Mobile County’s Escatawpa Hollow Park reopens as transformation continues
After a year of work Mobile County has reopened Escatawpa Hollow, the formerly private riverside campground it is redeveloping as a park, giving the public a taste of improvements to come to the site along the sandy beaches of the Escatawpa River.
“I am so happy to welcome you to Escatawpa Hollow Park and Campground,” County Commissioner Connie Hudson, who has championed the project, said at a brief ceremony Friday morning. “This is a very special, long-awaited occasion … The public has really been clamoring to come back out here.”
The creation of the park goes back to Escatawpa Hollow Campground, a site on U.S. 98 at the Mississippi state line that was owned for more than 30 years by Larry and Janice Godfrey. The Godfreys sold it to the county in 2019, and in spring of 2021, the county closed the park for “Phase 1A” of improvements. The work was primarily funded by a state grant of $3.5 million in GOMESA funds, money that originates with oil and gas leases in the Gulf of Mexico.

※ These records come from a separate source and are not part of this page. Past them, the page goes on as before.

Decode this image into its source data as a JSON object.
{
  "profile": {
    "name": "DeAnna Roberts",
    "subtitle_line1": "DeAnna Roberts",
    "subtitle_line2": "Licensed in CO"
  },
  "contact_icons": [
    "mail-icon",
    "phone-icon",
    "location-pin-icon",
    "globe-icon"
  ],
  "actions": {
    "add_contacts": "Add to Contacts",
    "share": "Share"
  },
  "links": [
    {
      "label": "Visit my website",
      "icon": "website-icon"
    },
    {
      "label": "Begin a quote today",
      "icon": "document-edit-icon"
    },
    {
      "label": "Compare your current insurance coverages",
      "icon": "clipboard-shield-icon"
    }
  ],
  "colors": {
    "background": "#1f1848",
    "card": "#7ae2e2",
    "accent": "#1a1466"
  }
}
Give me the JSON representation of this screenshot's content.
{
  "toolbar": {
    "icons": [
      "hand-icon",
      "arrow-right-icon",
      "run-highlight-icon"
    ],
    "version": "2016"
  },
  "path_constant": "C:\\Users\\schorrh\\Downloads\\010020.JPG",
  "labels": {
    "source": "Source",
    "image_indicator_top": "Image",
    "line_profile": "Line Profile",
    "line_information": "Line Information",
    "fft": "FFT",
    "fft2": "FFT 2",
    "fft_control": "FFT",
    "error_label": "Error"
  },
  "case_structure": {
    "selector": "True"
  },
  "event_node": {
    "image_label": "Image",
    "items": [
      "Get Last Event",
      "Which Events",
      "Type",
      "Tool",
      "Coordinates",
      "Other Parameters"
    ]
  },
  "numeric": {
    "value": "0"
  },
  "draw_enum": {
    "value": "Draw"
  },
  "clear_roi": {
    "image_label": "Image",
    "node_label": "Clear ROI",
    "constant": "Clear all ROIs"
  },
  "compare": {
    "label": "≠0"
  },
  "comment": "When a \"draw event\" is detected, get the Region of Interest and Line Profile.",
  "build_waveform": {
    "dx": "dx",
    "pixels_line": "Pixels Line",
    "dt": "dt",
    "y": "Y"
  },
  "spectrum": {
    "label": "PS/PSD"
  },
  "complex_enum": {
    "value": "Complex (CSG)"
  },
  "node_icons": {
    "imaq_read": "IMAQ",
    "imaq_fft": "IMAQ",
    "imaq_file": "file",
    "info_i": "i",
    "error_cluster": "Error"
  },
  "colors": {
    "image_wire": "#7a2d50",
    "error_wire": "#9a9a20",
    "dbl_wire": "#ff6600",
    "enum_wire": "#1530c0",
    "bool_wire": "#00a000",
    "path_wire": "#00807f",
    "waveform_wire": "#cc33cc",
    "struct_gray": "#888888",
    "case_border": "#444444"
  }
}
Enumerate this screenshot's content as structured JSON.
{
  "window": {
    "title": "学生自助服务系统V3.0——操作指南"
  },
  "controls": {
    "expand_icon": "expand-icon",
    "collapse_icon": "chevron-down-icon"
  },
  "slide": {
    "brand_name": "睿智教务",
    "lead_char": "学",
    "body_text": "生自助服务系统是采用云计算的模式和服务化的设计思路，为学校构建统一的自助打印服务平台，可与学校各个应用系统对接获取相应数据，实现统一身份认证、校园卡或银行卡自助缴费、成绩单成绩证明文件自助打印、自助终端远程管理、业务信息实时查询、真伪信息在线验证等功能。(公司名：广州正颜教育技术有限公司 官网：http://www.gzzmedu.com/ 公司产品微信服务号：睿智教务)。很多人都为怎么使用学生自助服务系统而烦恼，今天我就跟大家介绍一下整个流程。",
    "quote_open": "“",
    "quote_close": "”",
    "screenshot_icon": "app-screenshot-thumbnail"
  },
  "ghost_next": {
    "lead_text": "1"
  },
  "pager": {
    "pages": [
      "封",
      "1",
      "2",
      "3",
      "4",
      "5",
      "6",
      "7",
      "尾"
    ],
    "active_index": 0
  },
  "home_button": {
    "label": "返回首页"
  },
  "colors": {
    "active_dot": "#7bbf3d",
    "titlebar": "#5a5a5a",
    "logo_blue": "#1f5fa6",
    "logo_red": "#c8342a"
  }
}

Work will continue in the year ahead on remaining Phase 1A improvements – an RV campground with more than 30 pads will open in early 2023 – and Phase 2B work. The latter will include a café, a general store, a black water river interpretive center and a playground. Planned Phase 2 projects include rentable cabins, a conference center, a disc golf course, more walking and biking trails and rentals for tubing and paddling.
While that work continues, Escatawpa Hollow will be open from 8 a.m. to 5 p.m., seven days a week, with no admission fee.
As before, the sandy beaches are the main attraction. But now patrons can drive through the park on fresh asphalt, rather than gravel roads. New picnic pavilions are scattered along the woods aside the river. The main parking area features a brand-new restroom facility; another, with laundry and showers, serves the RV area, where landscapers were at work on Friday.
“This is only the beginning,” said Hudson. “There’s a lot more to come.”
Part of the reason it has taken this long to get to this point is that the county has negotiated the purchase of adjacent land, dramatically expanding the park’s footprint.
“What started out as 45 acres is now 200,” Hudson said. That new land isn’t yet in service. But when it is it’ll mean more sandbar beaches, more room for trails, and enough river frontage to facilitate tubing and kayaking attractions.
Hudson said she thinks the park will serve as an “unofficial welcome center” for travelers coming into the Mobile area on 98. She thanked Gov. Kay Ivey and Alabama Department of Conservation and Natural Resources Commissioner Chris Blankenship for their support. But she reserved her most special thanks for the Godfreys.
“They did a fantastic job,” she said. “In many ways this park is and always will be their legacy.”
The Godfreys, who were on hand, said they were pleased with the county’s vision for the property they had worked so hard for so long to develop. “Let me tell you something,” said Larry Godfrey. “Janice and I owned this property about six to eight years before we started developing it as we went along, pennywise, for a campground.”
In those days, he said, they lived in a mobile home on the property. He’d get home from his day job and she’d meet him at the front door with a list of camp business that needed to be handled. Progress was slow and painstaking, as they saved up for new projects and then built them.
“We started out with four canoes,” said Janice Godfrey.
Letting go didn’t necessarily come easy, her husband said.
“I had a guilt complex about not getting up at 5 o’clock every morning and going to bed every night at 11 o’clock,” he said of the year after the sale. “It really, really worked on me for some time. … There again, I think about all our customers and all our friends we made and the families that grew up here in 30-plus years that were with us that whole time. What Commissioner Hudson has done for us, words cannot explain it. We’re grateful what is going on out here today.”
“We certainly appreciate the way the Lord has treated us and blessed us,” he said.
“This is nature, this is beautiful, we are so blessed to have this in the county’s inventory,” Hudson said.